Walden by Henry David Thoreau

A man (human) in nature

In the early 1800's a man named Henry David Thoreau retreated for about eighteen months to a placed called Walden Pond which is located outside Concord (Massachusetts, United States). There he lived in a little cabin, grew beans, took long walks, and had interactions with his neighbors. The book -- Walden -- first published in 1854, documents the things he felt, thought, and believed during his retreat. Those things have a lot to do with what it means to be a man (human), what it means to be a man (human) in relation to other men (humans), and what it means to be a man (human) in relation to nature.

My analysis -- both above and below -- was done against a copy of Walden found in a set of electronic texts at Infomotions. A local copy can be found in this study carrel. Print it, and read it using the traditional reading process. I'll wait, and you will get a lot out of the process. I promise.

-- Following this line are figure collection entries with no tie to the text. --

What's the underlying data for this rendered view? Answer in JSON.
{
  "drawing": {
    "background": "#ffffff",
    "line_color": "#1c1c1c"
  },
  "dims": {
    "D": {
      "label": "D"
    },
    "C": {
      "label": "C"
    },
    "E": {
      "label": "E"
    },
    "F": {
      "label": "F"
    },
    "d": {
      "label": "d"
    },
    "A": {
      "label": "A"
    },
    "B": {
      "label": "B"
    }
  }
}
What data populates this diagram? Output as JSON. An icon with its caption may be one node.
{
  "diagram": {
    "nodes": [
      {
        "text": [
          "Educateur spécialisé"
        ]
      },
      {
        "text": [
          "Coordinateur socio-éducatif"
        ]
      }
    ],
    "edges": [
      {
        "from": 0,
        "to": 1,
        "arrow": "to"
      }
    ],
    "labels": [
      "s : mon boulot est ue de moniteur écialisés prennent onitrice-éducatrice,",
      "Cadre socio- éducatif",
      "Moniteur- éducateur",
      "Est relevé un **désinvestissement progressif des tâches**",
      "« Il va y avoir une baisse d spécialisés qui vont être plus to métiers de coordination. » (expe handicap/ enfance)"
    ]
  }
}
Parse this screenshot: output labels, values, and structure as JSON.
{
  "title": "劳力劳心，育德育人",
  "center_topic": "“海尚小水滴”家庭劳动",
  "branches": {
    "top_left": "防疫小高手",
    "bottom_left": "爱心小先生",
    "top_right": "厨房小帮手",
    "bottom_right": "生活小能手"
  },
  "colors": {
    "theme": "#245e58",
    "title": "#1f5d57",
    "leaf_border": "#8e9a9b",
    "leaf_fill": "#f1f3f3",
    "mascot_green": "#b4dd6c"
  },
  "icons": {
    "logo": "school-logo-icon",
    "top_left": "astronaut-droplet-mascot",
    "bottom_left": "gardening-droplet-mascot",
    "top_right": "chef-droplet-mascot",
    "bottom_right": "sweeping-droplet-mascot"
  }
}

In the meantime, allow me elaborate on some of the more salient characteristics of the book. First of all, Walden is about 108,000 words long. Not very long. [1] It has a Flesch readability score of 71, which means it is pretty easy to read. [2] Peruse a list of the book's chapters and their associated summaries to begin to get a feel for the work.

The following word clouds illustrate the frequency of the most common words (unigrams), most common two-word phrases (bigrams), and most common computed keywords. [3] The word clouds begin to illustrate the aboutness of the book:

unigrams-cloud
unigrams
bigrams-cloud
bigrams
keywords-cloud
computed keywords

Another way to characterize the book is through the application of "topic modeling". [4] Topic modeling is almost just as much an art as it is a science. That said, I applied topic modeling to the book, and in the end I enumerated the following seven latent themes:

labels weights features
man 1.64 man life men house time day part world get morning work thought
water 0.56165 water pond ice shore surface walden spring deep bottom snow winter summer
woods 0.2046 woods round fox pine door bird snow evening winter night suddenly near
beans 0.19471 beans hoe fields seed cultivated soil john corn field planted labor dwelt
books 0.19032 books forever words language really things men learned concord intellectual news wit
purity 0.16002 purity evening body warm laws gun humanity streams sensuality hunters vegetation animal
shelter 0.10274 shelter clothes furniture cost labor fuel clothing free houses people works boards

In other words, I assert the dominent theme is "man", where "man" is a label for the hyphenated phrase man-life-men-house-time-day-part-world-get-morning-work-thought. The second-most dominant theme is "water" (water-pond-ice-shore-surface-walden-spring-deep-bottom-snow-winter-summer). And so forth. Notice how these computed themes echo the content of the word clouds. When modeling is done correctly, such things should not be a surprise. In fact, they ought to be expected, if not a source of verification.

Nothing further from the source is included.